In the meantime, as you say, we should start by looking at the CO2 emissions sources that allow us to most quickly and cheaply reduce our emissions. The easiest area is electricity production... made even easier by the fact that wind and solar are the cheapest technologies we have for producing electricity, in many cases even when the cost of battery storage is included. And of course as we convert electricity production to non-emitting sources, we should electrify as much as we can the other areas where we burn fossil fuels.
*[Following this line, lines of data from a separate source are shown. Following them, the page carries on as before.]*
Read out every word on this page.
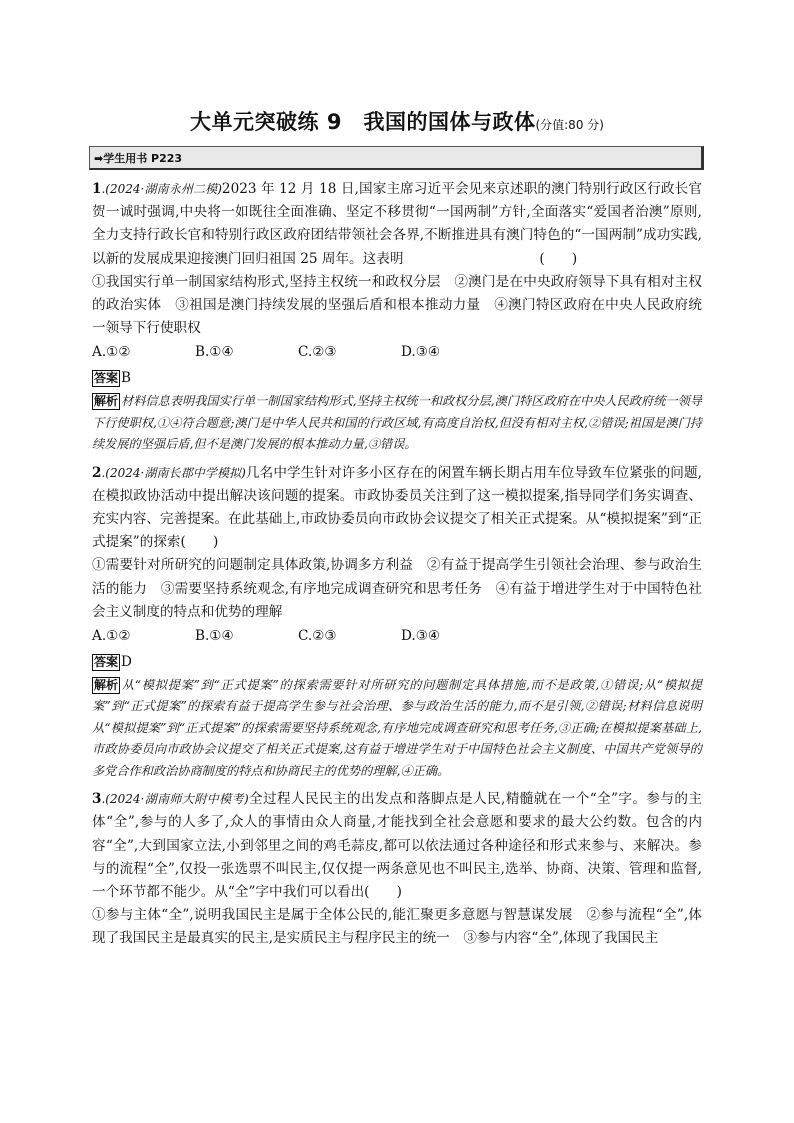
大单元突破练 9　我国的国体与政体(分值:80 分)
➡学生用书 P223
1.(2024·湖南永州二模)2023 年 12 月 18 日,国家主席习近平会见来京述职的澳门特别行政区行政长官贺一诚时强调,中央将一如既往全面准确、坚定不移贯彻“一国两制”方针,全面落实“爱国者治澳”原则,全力支持行政长官和特别行政区政府团结带领社会各界,不断推进具有澳门特色的“一国两制”成功实践,以新的发展成果迎接澳门回归祖国 25 周年。这表明　　　　　　　　　　(　　)
①我国实行单一制国家结构形式,坚持主权统一和政权分层　②澳门是在中央政府领导下具有相对主权的政治实体　③祖国是澳门持续发展的坚强后盾和根本推动力量　④澳门特区政府在中央人民政府统一领导下行使职权
A.①②	B.①④	C.②③	D.③④
答案 B
解析 材料信息表明我国实行单一制国家结构形式,坚持主权统一和政权分层,澳门特区政府在中央人民政府统一领导下行使职权,①④符合题意;澳门是中华人民共和国的行政区域,有高度自治权,但没有相对主权,②错误;祖国是澳门持续发展的坚强后盾,但不是澳门发展的根本推动力量,③错误。
2.(2024·湖南长郡中学模拟)几名中学生针对许多小区存在的闲置车辆长期占用车位导致车位紧张的问题,在模拟政协活动中提出解决该问题的提案。市政协委员关注到了这一模拟提案,指导同学们务实调查、充实内容、完善提案。在此基础上,市政协委员向市政协会议提交了相关正式提案。从“模拟提案”到“正式提案”的探索(　　)
①需要针对所研究的问题制定具体政策,协调多方利益　②有益于提高学生引领社会治理、参与政治生活的能力　③需要坚持系统观念,有序地完成调查研究和思考任务　④有益于增进学生对于中国特色社会主义制度的特点和优势的理解
A.①②	B.①④	C.②③	D.③④
答案 D
解析 从“模拟提案”到“正式提案”的探索需要针对所研究的问题制定具体措施,而不是政策,①错误;从“模拟提案”到“正式提案”的探索有益于提高学生参与社会治理、参与政治生活的能力,而不是引领,②错误;材料信息说明从“模拟提案”到“正式提案”的探索需要坚持系统观念,有序地完成调查研究和思考任务,③正确;在模拟提案基础上,市政协委员向市政协会议提交了相关正式提案,这有益于增进学生对于中国特色社会主义制度、中国共产党领导的多党合作和政治协商制度的特点和协商民主的优势的理解,④正确。
3.(2024·湖南师大附中模考)全过程人民民主的出发点和落脚点是人民,精髓就在一个“全”字。参与的主体“全”,参与的人多了,众人的事情由众人商量,才能找到全社会意愿和要求的最大公约数。包含的内容“全”,大到国家立法,小到邻里之间的鸡毛蒜皮,都可以依法通过各种途径和形式来参与、来解决。参与的流程“全”,仅投一张选票不叫民主,仅仅提一两条意见也不叫民主,选举、协商、决策、管理和监督,一个环节都不能少。从“全”字中我们可以看出(　　)
①参与主体“全”,说明我国民主是属于全体公民的,能汇聚更多意愿与智慧谋发展　②参与流程“全”,体现了我国民主是最真实的民主,是实质民主与程序民主的统一　③参与内容“全”,体现了我国民主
But we also need to be investing in carbon recapture, because some things are going to be hard to convert and, as I pointed out, only recapture can get us to net-negative. We should also be researching geoengineering techniques, such as methods of reducing insolation. Geoengineering isn't a solution (e.g. reducing insolation does nothing to fix ocean acidification), but it may be a necessary short-term measure, and we should be prepared, having already done what we can to understand it in case we need it, and before we need it.

Carbon reduction is good, but it's insufficient and I worry that we're not putting enough into other approaches. A large part of the reason is that people are afraid that attention on anything other than carbon reduction will harm the emissions reduction efforts. That's not a ridiculous concern, but it demonstrates a lack of understanding of the scale and scope of the problem.

Comment Re:We don't need them (Score 1) 241

These are going to be quick and dirty installations in order to power AI data centers for people that bribed trump. It's your taxpayer dollars going to finance AI slop.

Construction isn't expected to start until 2030 at the earliest. From TFA:

Energy Secretary Chris Wright cited “tremendous interest” among developers of data centers that would buy the power, as well as utilities and energy companies. The nuclear plants could begin construction by 2030 and become operational in the mid-2030s, Wright and other officials said Tuesday.

By that time, the AI bubble may have burst, or the grid may have gone even further into renewables, or both.